Muitos se perguntam e cada um pode ter sua resposta própria, que raio de praga desabou sobre o Brasil dos últimos tempos, especialmente desde a volta das eleições diretas para a presidência da República?

Os mais exatos dirão que o período nebuloso que se prolonga por décadas, quase todas perdidas do ponto de vista político e econômico, começou com a eleição indireta da chapa Tancredo Neves-José Sarney, resultante da autêntica clonagem que amalgamou as sobras dos envergonhados apoiadores do golpe de 1964 e os que acabariam se apropriando do MDB Velho de Guerra para transformá-lo no carro abre-alas do Centrão.

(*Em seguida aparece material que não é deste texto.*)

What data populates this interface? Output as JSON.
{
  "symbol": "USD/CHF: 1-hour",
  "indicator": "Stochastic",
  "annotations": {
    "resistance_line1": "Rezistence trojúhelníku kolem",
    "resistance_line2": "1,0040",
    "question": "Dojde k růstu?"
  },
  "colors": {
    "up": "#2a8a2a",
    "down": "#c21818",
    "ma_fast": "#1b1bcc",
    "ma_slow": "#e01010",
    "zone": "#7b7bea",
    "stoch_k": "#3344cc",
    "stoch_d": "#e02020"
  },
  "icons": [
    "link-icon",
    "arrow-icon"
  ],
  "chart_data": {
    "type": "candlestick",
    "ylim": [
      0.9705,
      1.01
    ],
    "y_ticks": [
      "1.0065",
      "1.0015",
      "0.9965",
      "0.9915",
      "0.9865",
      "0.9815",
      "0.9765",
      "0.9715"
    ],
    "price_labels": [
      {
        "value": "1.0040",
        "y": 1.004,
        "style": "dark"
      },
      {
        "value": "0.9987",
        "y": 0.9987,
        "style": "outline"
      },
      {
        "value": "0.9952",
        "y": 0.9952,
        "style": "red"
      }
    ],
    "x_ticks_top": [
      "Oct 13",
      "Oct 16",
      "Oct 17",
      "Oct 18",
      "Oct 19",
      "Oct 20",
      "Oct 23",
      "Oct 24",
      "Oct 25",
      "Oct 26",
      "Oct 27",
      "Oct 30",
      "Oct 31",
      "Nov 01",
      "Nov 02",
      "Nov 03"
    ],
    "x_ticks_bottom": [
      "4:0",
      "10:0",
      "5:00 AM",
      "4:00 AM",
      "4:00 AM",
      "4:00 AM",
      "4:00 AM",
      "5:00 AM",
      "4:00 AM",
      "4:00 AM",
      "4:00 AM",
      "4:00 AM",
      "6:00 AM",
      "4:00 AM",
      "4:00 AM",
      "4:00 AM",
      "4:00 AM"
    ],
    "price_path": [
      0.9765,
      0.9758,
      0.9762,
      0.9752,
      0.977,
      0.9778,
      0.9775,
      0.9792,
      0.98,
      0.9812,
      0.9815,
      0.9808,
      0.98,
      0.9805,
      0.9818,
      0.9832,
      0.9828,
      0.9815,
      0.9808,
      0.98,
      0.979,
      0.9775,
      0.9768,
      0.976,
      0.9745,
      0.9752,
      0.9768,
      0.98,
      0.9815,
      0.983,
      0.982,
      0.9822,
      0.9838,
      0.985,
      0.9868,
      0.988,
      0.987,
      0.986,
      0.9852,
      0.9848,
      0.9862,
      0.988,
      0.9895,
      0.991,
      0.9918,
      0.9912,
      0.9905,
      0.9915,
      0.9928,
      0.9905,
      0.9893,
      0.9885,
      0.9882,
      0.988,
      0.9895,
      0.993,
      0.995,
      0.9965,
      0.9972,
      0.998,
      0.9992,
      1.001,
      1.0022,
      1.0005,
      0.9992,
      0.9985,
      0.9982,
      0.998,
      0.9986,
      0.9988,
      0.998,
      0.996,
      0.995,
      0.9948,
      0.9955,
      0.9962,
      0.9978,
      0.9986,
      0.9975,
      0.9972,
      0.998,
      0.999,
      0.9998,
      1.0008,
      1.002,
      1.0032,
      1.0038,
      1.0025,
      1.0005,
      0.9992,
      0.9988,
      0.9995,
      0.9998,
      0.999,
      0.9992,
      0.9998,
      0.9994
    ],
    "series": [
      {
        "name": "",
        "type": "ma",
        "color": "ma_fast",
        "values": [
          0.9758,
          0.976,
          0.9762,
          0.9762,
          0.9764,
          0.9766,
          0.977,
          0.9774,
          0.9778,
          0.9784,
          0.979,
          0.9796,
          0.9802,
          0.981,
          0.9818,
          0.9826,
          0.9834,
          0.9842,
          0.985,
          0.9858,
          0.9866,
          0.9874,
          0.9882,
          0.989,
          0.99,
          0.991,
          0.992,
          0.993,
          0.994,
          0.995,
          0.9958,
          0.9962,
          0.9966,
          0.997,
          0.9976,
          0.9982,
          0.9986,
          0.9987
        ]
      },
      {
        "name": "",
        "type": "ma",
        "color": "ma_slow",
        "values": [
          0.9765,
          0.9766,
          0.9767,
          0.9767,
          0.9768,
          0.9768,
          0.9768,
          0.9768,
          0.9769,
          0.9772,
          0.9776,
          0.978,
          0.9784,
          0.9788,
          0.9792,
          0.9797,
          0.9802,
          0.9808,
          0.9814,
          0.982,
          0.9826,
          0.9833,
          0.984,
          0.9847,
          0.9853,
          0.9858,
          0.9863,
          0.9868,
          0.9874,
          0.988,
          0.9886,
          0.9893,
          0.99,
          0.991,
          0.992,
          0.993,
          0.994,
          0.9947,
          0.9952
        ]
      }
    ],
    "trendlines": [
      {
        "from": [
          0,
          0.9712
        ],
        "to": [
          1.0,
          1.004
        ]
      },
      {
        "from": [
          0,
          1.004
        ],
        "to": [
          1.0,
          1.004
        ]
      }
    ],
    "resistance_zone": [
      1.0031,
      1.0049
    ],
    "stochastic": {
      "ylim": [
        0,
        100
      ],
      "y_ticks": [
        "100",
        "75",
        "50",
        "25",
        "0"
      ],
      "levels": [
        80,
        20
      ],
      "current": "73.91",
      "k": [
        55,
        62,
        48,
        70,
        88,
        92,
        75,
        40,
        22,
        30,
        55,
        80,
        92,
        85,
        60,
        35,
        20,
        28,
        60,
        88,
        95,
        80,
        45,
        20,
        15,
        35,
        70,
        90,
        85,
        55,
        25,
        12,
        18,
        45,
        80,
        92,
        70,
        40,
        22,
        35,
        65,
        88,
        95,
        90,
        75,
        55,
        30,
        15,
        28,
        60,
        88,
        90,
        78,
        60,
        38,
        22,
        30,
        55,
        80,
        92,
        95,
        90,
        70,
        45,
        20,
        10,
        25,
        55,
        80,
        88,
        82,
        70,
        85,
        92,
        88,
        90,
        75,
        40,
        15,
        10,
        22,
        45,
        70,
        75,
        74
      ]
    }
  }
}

Não demorou para que as principais figuras do PMDB – Mário Covas, FHC, José Serra, José Richa e outros – abandonassem a legenda até então sustentada pela autoridade moral de Ulysses Guimarães, grande articulador das Diretas Já e da própria candidatura de Tancredo no colégio eleitoral, para a formação do Partido da Social Democracia Brasileira (PSDB), que elegeria FHC presidente após o impeachment de Fernando Collor e da conclusão do mandato por Itamar Franco.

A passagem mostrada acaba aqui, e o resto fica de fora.